UNTEN - 29. November 2024

„Kennst du eigentlich Die Regierung?“, hatte mich Carol von Rautenkranz damals gefragt. Kannte ich nicht. Der Bandname sagte mir was, hatte ich aber irgendwie unter Industrial oder so was abgespeichert und daher einen Bogen drum gemacht. „Hör dir die mal an, die machen auch so Schrottpop, müsste Dir gefallen.“ Da war meine Neugier geweckt. Carol wusste, wem er was wie anpreisen musste, er war nicht umsonst Labelchef. Er schenkte mir ein Promo-Tape vom Album „So Drauf“ und ich wurde zum ersten Mal in meinem Leben Anhänger einer Regierung. Kurze Zeit später musste Carol niemandem mehr Die Regierung anpreisen, da dann „Unten“ erschienen war.

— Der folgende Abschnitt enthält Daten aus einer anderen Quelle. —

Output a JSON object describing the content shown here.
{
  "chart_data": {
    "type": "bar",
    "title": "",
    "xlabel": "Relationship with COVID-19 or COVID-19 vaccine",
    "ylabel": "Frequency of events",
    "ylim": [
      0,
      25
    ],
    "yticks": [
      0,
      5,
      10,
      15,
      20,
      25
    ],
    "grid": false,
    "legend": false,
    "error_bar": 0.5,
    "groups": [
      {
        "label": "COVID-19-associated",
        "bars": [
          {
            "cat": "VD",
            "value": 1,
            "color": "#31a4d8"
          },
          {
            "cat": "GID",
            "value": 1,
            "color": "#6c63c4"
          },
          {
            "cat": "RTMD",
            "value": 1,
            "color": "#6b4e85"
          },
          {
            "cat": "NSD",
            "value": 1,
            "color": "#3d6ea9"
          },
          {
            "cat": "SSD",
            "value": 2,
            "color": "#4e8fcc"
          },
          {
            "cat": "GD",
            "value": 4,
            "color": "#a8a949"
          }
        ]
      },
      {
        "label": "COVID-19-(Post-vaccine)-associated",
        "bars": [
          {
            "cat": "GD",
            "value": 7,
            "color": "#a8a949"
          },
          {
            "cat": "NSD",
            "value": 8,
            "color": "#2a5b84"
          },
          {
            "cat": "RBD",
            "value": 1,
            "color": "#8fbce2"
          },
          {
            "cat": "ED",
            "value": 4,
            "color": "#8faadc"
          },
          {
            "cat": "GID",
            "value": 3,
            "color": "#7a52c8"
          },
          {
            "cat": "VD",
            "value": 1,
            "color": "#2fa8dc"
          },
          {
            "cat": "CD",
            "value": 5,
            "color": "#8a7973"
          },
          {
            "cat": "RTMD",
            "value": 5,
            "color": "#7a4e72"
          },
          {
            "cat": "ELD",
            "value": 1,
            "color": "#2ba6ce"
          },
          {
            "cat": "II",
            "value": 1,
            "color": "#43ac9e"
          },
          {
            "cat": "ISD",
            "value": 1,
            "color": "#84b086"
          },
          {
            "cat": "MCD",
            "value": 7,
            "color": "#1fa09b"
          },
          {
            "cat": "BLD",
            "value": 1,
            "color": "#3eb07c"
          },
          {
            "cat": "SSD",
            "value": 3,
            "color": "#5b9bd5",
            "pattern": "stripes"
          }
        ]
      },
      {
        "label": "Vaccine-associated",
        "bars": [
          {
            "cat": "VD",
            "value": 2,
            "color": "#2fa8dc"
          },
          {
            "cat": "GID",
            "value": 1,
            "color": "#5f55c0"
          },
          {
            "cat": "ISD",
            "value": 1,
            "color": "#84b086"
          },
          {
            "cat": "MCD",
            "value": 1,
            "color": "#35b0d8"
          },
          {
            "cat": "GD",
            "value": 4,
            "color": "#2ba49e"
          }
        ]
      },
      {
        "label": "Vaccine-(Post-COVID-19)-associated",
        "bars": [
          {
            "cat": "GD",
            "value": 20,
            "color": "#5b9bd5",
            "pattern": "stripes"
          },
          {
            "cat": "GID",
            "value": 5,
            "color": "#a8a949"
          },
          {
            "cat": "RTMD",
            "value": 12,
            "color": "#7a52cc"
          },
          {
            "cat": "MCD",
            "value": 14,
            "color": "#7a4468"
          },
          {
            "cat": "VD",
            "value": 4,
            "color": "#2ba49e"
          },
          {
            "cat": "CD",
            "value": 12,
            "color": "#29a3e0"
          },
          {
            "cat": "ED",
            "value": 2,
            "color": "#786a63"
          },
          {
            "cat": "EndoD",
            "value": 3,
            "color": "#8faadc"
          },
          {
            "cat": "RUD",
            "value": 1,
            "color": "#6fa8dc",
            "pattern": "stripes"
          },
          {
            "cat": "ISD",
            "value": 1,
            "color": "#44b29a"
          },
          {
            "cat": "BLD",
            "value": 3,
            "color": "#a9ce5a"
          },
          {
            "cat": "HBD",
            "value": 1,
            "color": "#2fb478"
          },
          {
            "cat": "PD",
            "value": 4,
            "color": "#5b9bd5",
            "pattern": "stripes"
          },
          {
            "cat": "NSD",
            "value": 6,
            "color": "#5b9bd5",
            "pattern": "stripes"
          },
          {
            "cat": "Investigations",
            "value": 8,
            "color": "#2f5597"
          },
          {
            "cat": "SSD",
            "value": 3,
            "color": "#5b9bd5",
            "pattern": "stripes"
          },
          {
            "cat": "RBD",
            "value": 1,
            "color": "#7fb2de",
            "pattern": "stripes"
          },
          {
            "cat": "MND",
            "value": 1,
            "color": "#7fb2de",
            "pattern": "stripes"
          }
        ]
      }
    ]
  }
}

„Bei Lado haben sie damals eine Umfrage unter den ganzen Journalisten und Fanzine-Schreibern gemacht, welche denn die beste Lado-Band ist, und Die Regierung war mit Abstand vorne“, erinnert sich Tilman Rossmy 30 Jahre später. Die Regierung war die Band, auf die sich damals alle einigen konnten. Und womit? Mit Recht! Die Regierung stach aus den anderen Bands der damaligen Indie-Szene heraus, weil Pop. Gitarren-Indie in Deutschland neigte Anfang der 90er zu einem, vorsichtig formuliert, eher sperrigen, um nicht zu sagen, etwas anstrengenden Sound. Das Leben war hart und schwer – Irrungen hier, Wirrungen da und das sollte sich auch in der Musik widerspiegeln. Blaupause Sonic Youth et al. Für musikalische Leichtigkeit und solchen Tand hatte man eher nicht so viel übrig in Indiehausen.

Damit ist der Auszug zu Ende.